Bugatti CEO Stefan Winkelmann thinks the automaker he runs can't only build ultra-exclusive hypercars forever. In an interview with Bloomberg, Winkelmann said he's pushing for Bugatti's next car to be an electric four-seater of some sort with a much lower price tag.
"The industry is changing fundamentally, and we have to address what
opportunities there are to develop Bugatti as a brand going forward,"
Winkelmann said. Discussions between Bugatti and parent company
Volkswagen over the project are ongoing, with Winkelmann conceding it's a
"hard fight" to get approval to develop such a car.
Bloomberg
reports that the Bugatti EV would be either a grand tourer or a
crossover, though Winkelmann said earlier this year that the brand wouldn't make an SUV.

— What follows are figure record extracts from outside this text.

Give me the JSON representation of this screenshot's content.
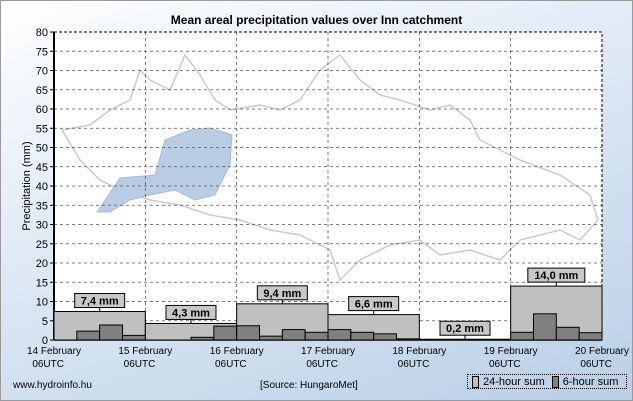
{
  "chart_data": {
    "type": "bar",
    "title": "Mean areal precipitation values over Inn catchment",
    "ylabel": "Precipitation (mm)",
    "xlabel": "",
    "ylim": [
      0,
      80
    ],
    "yticks": [
      0,
      5,
      10,
      15,
      20,
      25,
      30,
      35,
      40,
      45,
      50,
      55,
      60,
      65,
      70,
      75,
      80
    ],
    "grid": true,
    "x_ticks": [
      {
        "date": "14 February",
        "time": "06UTC"
      },
      {
        "date": "15 February",
        "time": "06UTC"
      },
      {
        "date": "16 February",
        "time": "06UTC"
      },
      {
        "date": "17 February",
        "time": "06UTC"
      },
      {
        "date": "18 February",
        "time": "06UTC"
      },
      {
        "date": "19 February",
        "time": "06UTC"
      },
      {
        "date": "20 February",
        "time": "06UTC"
      }
    ],
    "series": [
      {
        "name": "24-hour sum",
        "color": "#c0c0c0",
        "values": [
          7.4,
          4.3,
          9.4,
          6.6,
          0.2,
          14.0
        ],
        "labels": [
          "7,4 mm",
          "4,3 mm",
          "9,4 mm",
          "6,6 mm",
          "0,2 mm",
          "14,0 mm"
        ]
      },
      {
        "name": "6-hour sum",
        "color": "#808080",
        "values": [
          0,
          2.3,
          3.9,
          1.2,
          0,
          0,
          0.7,
          3.6,
          3.7,
          1.0,
          2.7,
          2.0,
          2.7,
          2.0,
          1.6,
          0.3,
          0,
          0,
          0.1,
          0.1,
          2.0,
          6.8,
          3.3,
          1.9
        ]
      }
    ],
    "legend_position": "bottom-right"
  },
  "footer": {
    "website": "www.hydroinfo.hu",
    "source": "[Source: HungaroMet]"
  }
}
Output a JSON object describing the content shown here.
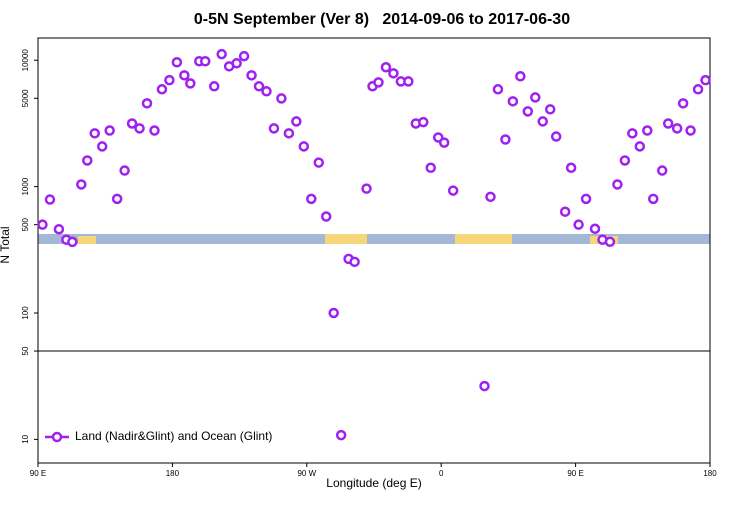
{
  "chart_data": {
    "type": "scatter",
    "title": "0-5N September (Ver 8)   2014-09-06 to 2017-06-30",
    "x_label": "Longitude (deg E)",
    "y_label": "N Total",
    "log_y": true,
    "legend_position": "bottom-left",
    "xlim": [
      90,
      540
    ],
    "xticks": [
      {
        "value": 90,
        "label": "90 E"
      },
      180,
      {
        "value": 270,
        "label": "90 W"
      },
      {
        "value": 360,
        "label": "0"
      },
      {
        "value": 450,
        "label": "90 E"
      },
      {
        "value": 540,
        "label": "180"
      }
    ],
    "ylim": [
      6.5,
      15000
    ],
    "yticks": [
      10,
      50,
      100,
      500,
      1000,
      5000,
      10000
    ],
    "reference_line": 50,
    "series": [
      {
        "name": "Land (Nadir&Glint) and Ocean (Glint)",
        "color": "#a020f0",
        "x": [
          93,
          98,
          104,
          109,
          113,
          119,
          123,
          128,
          133,
          138,
          143,
          148,
          153,
          158,
          163,
          168,
          173,
          178,
          183,
          188,
          192,
          198,
          202,
          208,
          213,
          218,
          223,
          228,
          233,
          238,
          243,
          248,
          253,
          258,
          263,
          268,
          273,
          278,
          283,
          288,
          293,
          298,
          302,
          310,
          314,
          318,
          323,
          328,
          333,
          338,
          343,
          348,
          353,
          358,
          362,
          368,
          389,
          393,
          398,
          403,
          408,
          413,
          418,
          423,
          428,
          433,
          437,
          443,
          447,
          452,
          457,
          463,
          468,
          473,
          478,
          483,
          488,
          493,
          498,
          502,
          508,
          512,
          518,
          522,
          527,
          532,
          537
        ],
        "values": [
          500,
          790,
          460,
          380,
          365,
          1040,
          1610,
          2640,
          2080,
          2780,
          800,
          1340,
          3160,
          2890,
          4560,
          2780,
          5890,
          6960,
          9640,
          7600,
          6560,
          9820,
          9820,
          6220,
          11170,
          8950,
          9460,
          10770,
          7600,
          6220,
          5680,
          2890,
          4990,
          2640,
          3280,
          2080,
          800,
          1550,
          580,
          100,
          10.8,
          268,
          254,
          964,
          6220,
          6680,
          8800,
          7880,
          6800,
          6800,
          3160,
          3240,
          1410,
          2450,
          2230,
          930,
          26.4,
          830,
          5890,
          2360,
          4730,
          7470,
          3940,
          5080,
          3280,
          4090,
          2490,
          633,
          1410,
          500,
          800,
          464,
          380,
          366,
          1040,
          1610,
          2640,
          2080,
          2780,
          800,
          1340,
          3160,
          2890,
          4560,
          2780,
          5890,
          6960
        ]
      }
    ]
  }
}
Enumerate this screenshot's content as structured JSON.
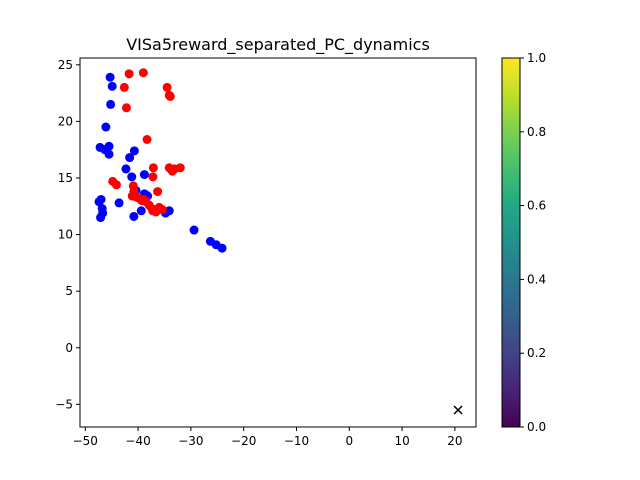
{
  "chart_data": {
    "type": "scatter",
    "title": "VISa5reward_separated_PC_dynamics",
    "xlabel": "",
    "ylabel": "",
    "xlim": [
      -51,
      24
    ],
    "ylim": [
      -7,
      25.6
    ],
    "grid": false,
    "x_ticks": [
      -50,
      -40,
      -30,
      -20,
      -10,
      0,
      10,
      20
    ],
    "x_tick_labels": [
      "−50",
      "−40",
      "−30",
      "−20",
      "−10",
      "0",
      "10",
      "20"
    ],
    "y_ticks": [
      -5,
      0,
      5,
      10,
      15,
      20,
      25
    ],
    "y_tick_labels": [
      "−5",
      "0",
      "5",
      "10",
      "15",
      "20",
      "25"
    ],
    "colorbar": {
      "colormap": "viridis",
      "range": [
        0,
        1
      ],
      "ticks": [
        0.0,
        0.2,
        0.4,
        0.6,
        0.8,
        1.0
      ],
      "tick_labels": [
        "0.0",
        "0.2",
        "0.4",
        "0.6",
        "0.8",
        "1.0"
      ]
    },
    "series": [
      {
        "color": "#0000ff",
        "marker": "circle",
        "points": [
          [
            -45.3,
            23.9
          ],
          [
            -44.9,
            23.1
          ],
          [
            -45.2,
            21.5
          ],
          [
            -46.1,
            19.5
          ],
          [
            -47.2,
            17.7
          ],
          [
            -46.3,
            17.5
          ],
          [
            -45.5,
            17.8
          ],
          [
            -45.5,
            17.1
          ],
          [
            -40.7,
            17.4
          ],
          [
            -42.3,
            15.8
          ],
          [
            -41.6,
            16.8
          ],
          [
            -38.8,
            15.3
          ],
          [
            -41.2,
            15.1
          ],
          [
            -40.4,
            13.9
          ],
          [
            -38.5,
            13.5
          ],
          [
            -38.2,
            13.4
          ],
          [
            -38.8,
            13.6
          ],
          [
            -43.6,
            12.8
          ],
          [
            -47.4,
            12.9
          ],
          [
            -47.0,
            13.1
          ],
          [
            -46.8,
            12.3
          ],
          [
            -46.7,
            11.9
          ],
          [
            -47.1,
            11.5
          ],
          [
            -40.8,
            11.6
          ],
          [
            -39.4,
            12.1
          ],
          [
            -34.8,
            11.9
          ],
          [
            -34.1,
            12.1
          ],
          [
            -29.4,
            10.4
          ],
          [
            -26.3,
            9.4
          ],
          [
            -25.2,
            9.1
          ],
          [
            -24.1,
            8.8
          ]
        ]
      },
      {
        "color": "#ff0000",
        "marker": "circle",
        "points": [
          [
            -41.7,
            24.2
          ],
          [
            -39.0,
            24.3
          ],
          [
            -42.6,
            23.0
          ],
          [
            -34.5,
            23.0
          ],
          [
            -34.1,
            22.3
          ],
          [
            -33.9,
            22.2
          ],
          [
            -42.2,
            21.2
          ],
          [
            -38.3,
            18.4
          ],
          [
            -37.1,
            15.9
          ],
          [
            -37.2,
            15.1
          ],
          [
            -34.1,
            15.9
          ],
          [
            -33.5,
            15.6
          ],
          [
            -33.1,
            15.8
          ],
          [
            -32.0,
            15.9
          ],
          [
            -44.8,
            14.7
          ],
          [
            -44.1,
            14.4
          ],
          [
            -40.9,
            14.3
          ],
          [
            -40.8,
            13.8
          ],
          [
            -41.1,
            13.4
          ],
          [
            -40.3,
            13.3
          ],
          [
            -39.8,
            13.2
          ],
          [
            -39.3,
            13.0
          ],
          [
            -38.5,
            12.9
          ],
          [
            -37.9,
            12.6
          ],
          [
            -37.4,
            12.3
          ],
          [
            -36.6,
            12.0
          ],
          [
            -36.0,
            12.4
          ],
          [
            -35.4,
            12.2
          ],
          [
            -36.3,
            13.8
          ],
          [
            -37.2,
            12.1
          ],
          [
            -38.9,
            13.1
          ]
        ]
      },
      {
        "color": "#000000",
        "marker": "x",
        "points": [
          [
            20.6,
            -5.5
          ]
        ]
      }
    ]
  }
}
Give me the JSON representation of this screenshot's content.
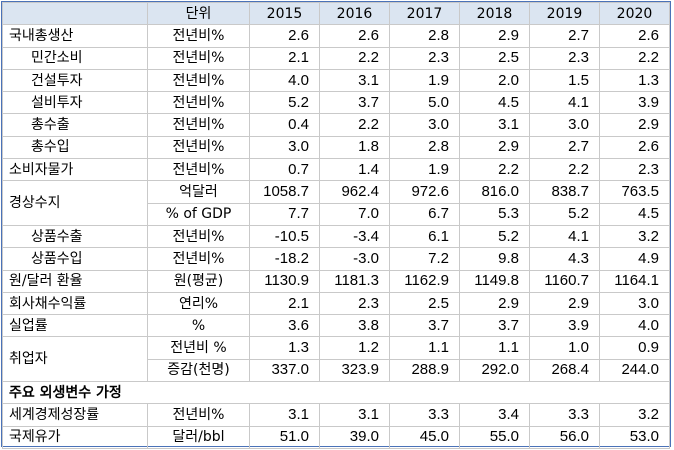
{
  "header": {
    "unit": "단위",
    "years": [
      "2015",
      "2016",
      "2017",
      "2018",
      "2019",
      "2020"
    ]
  },
  "rows": [
    {
      "label": "국내총생산",
      "unit": "전년비%",
      "values": [
        "2.6",
        "2.6",
        "2.8",
        "2.9",
        "2.7",
        "2.6"
      ]
    },
    {
      "label": "민간소비",
      "unit": "전년비%",
      "values": [
        "2.1",
        "2.2",
        "2.3",
        "2.5",
        "2.3",
        "2.2"
      ]
    },
    {
      "label": "건설투자",
      "unit": "전년비%",
      "values": [
        "4.0",
        "3.1",
        "1.9",
        "2.0",
        "1.5",
        "1.3"
      ]
    },
    {
      "label": "설비투자",
      "unit": "전년비%",
      "values": [
        "5.2",
        "3.7",
        "5.0",
        "4.5",
        "4.1",
        "3.9"
      ]
    },
    {
      "label": "총수출",
      "unit": "전년비%",
      "values": [
        "0.4",
        "2.2",
        "3.0",
        "3.1",
        "3.0",
        "2.9"
      ]
    },
    {
      "label": "총수입",
      "unit": "전년비%",
      "values": [
        "3.0",
        "1.8",
        "2.8",
        "2.9",
        "2.7",
        "2.6"
      ]
    },
    {
      "label": "소비자물가",
      "unit": "전년비%",
      "values": [
        "0.7",
        "1.4",
        "1.9",
        "2.2",
        "2.2",
        "2.3"
      ]
    },
    {
      "label": "경상수지",
      "unit": "억달러",
      "values": [
        "1058.7",
        "962.4",
        "972.6",
        "816.0",
        "838.7",
        "763.5"
      ]
    },
    {
      "label": "",
      "unit": "% of GDP",
      "values": [
        "7.7",
        "7.0",
        "6.7",
        "5.3",
        "5.2",
        "4.5"
      ]
    },
    {
      "label": "상품수출",
      "unit": "전년비%",
      "values": [
        "-10.5",
        "-3.4",
        "6.1",
        "5.2",
        "4.1",
        "3.2"
      ]
    },
    {
      "label": "상품수입",
      "unit": "전년비%",
      "values": [
        "-18.2",
        "-3.0",
        "7.2",
        "9.8",
        "4.3",
        "4.9"
      ]
    },
    {
      "label": "원/달러 환율",
      "unit": "원(평균)",
      "values": [
        "1130.9",
        "1181.3",
        "1162.9",
        "1149.8",
        "1160.7",
        "1164.1"
      ]
    },
    {
      "label": "회사채수익률",
      "unit": "연리%",
      "values": [
        "2.1",
        "2.3",
        "2.5",
        "2.9",
        "2.9",
        "3.0"
      ]
    },
    {
      "label": "실업률",
      "unit": "%",
      "values": [
        "3.6",
        "3.8",
        "3.7",
        "3.7",
        "3.9",
        "4.0"
      ]
    },
    {
      "label": "취업자",
      "unit": "전년비 %",
      "values": [
        "1.3",
        "1.2",
        "1.1",
        "1.1",
        "1.0",
        "0.9"
      ]
    },
    {
      "label": "",
      "unit": "증감(천명)",
      "values": [
        "337.0",
        "323.9",
        "288.9",
        "292.0",
        "268.4",
        "244.0"
      ]
    }
  ],
  "section_title": "주요 외생변수 가정",
  "assumptions": [
    {
      "label": "세계경제성장률",
      "unit": "전년비%",
      "values": [
        "3.1",
        "3.1",
        "3.3",
        "3.4",
        "3.3",
        "3.2"
      ]
    },
    {
      "label": "국제유가",
      "unit": "달러/bbl",
      "values": [
        "51.0",
        "39.0",
        "45.0",
        "55.0",
        "56.0",
        "53.0"
      ]
    }
  ]
}
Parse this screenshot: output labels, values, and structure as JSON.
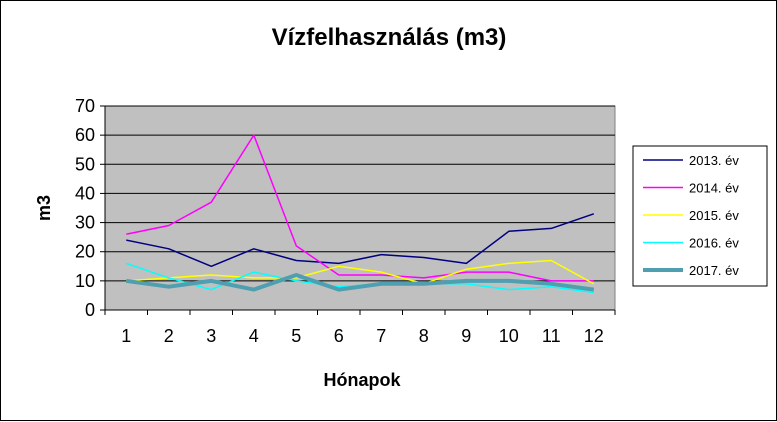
{
  "chart_data": {
    "type": "line",
    "title": "Vízfelhasználás (m3)",
    "xlabel": "Hónapok",
    "ylabel": "m3",
    "categories": [
      "1",
      "2",
      "3",
      "4",
      "5",
      "6",
      "7",
      "8",
      "9",
      "10",
      "11",
      "12"
    ],
    "ylim": [
      0,
      70
    ],
    "yticks": [
      0,
      10,
      20,
      30,
      40,
      50,
      60,
      70
    ],
    "grid": true,
    "plot_background": "#c0c0c0",
    "legend_position": "right",
    "series": [
      {
        "name": "2013. év",
        "color": "#000080",
        "width": "normal",
        "values": [
          24,
          21,
          15,
          21,
          17,
          16,
          19,
          18,
          16,
          27,
          28,
          33
        ]
      },
      {
        "name": "2014. év",
        "color": "#ff00ff",
        "width": "normal",
        "values": [
          26,
          29,
          37,
          60,
          22,
          12,
          12,
          11,
          13,
          13,
          10,
          10
        ]
      },
      {
        "name": "2015. év",
        "color": "#ffff00",
        "width": "normal",
        "values": [
          10,
          11,
          12,
          11,
          11,
          15,
          13,
          9,
          14,
          16,
          17,
          9
        ]
      },
      {
        "name": "2016. év",
        "color": "#00ffff",
        "width": "normal",
        "values": [
          16,
          11,
          7,
          13,
          10,
          8,
          9,
          9,
          9,
          7,
          8,
          6
        ]
      },
      {
        "name": "2017. év",
        "color": "#4f9fb0",
        "width": "thick",
        "values": [
          10,
          8,
          10,
          7,
          12,
          7,
          9,
          9,
          10,
          10,
          9,
          7
        ]
      }
    ]
  }
}
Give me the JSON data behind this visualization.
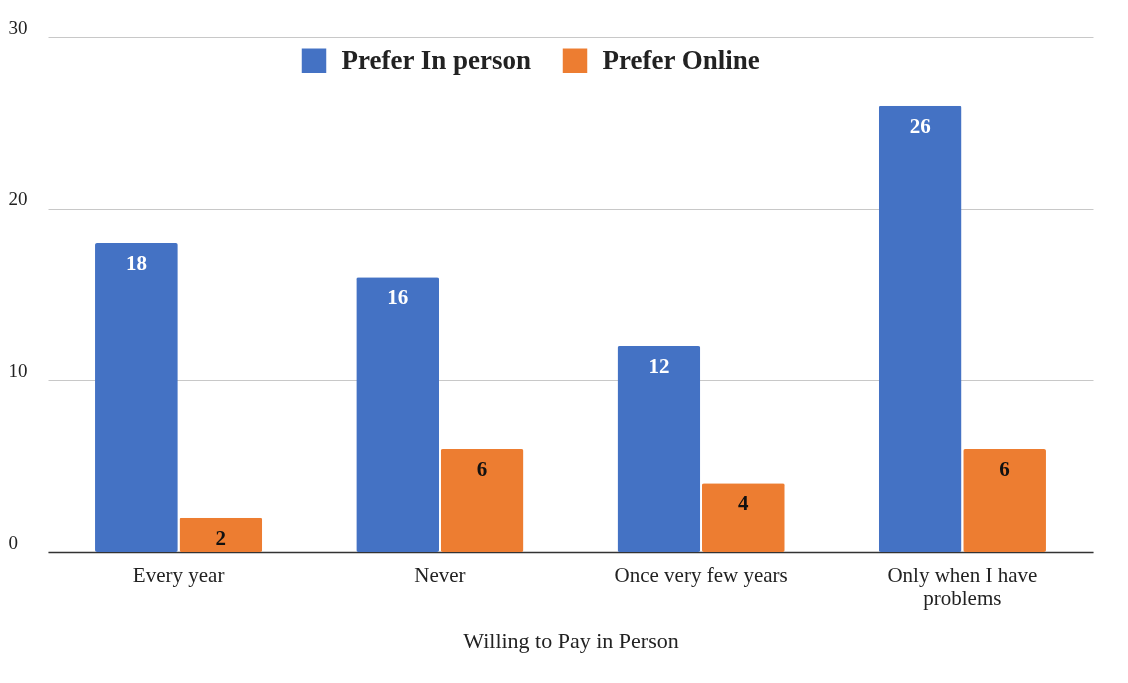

Currently Bugatti builds around 70 examples of the Chiron per year;
Winkelmann said the aim for this new car—if it's approved—would be 600 a
year. That's a huge expansion for a company that currently employs around two dozen to produce all its cars.
With
higher volume comes a lower price—500,000 to 1 million Euros (about
$550,000 to $1.1 million). That sounds like a lot, but a basic Chiron
costs $3 million and Bugatti's latest special edition, the Centodieci, carries a base price of about $9 million. This EV would be a very different sort of Bugatti.
Bloomberg
notes that Bugatti has been in a precarious spot ever since
Volkswagen's diesel-emissions cheating became public knowledge in 2015.
With the German giant forced to pay huge penalties and make a major
investment into EVs, ultra-high-end brands like Bugatti suddenly seem
like huge excesses.
Bugatti is a holdover of a very different
Volkswagen Group. The automaker's 1998 purchase by VW was masterminded
by the late Ferdinand Piëch, who famously chased engineering excellence
in cars with very little regard to cost. Piëch helped usher the
remarkable Veyron into production, a car that redefined what people
thought was possible. VW reportedly lost around $6 million per car.
Winkelmann
told Bloomberg that Bugatti is "earning decent money" now, but it needs
to present a business case for continued success, regardless of whether
VW decides to spin off the brand. If Bugatti were to build an EV based
on a Volkswagen Group platform, it could likely do so profitably. Even
if the Chiron and its special-edition derivatives are profitable, it was
still a very expensive car to develop, with not much hardware shared
with any other car.
We've reached out to Bugatti for more info on Winkelmann's comments, and we'll update if we hear back.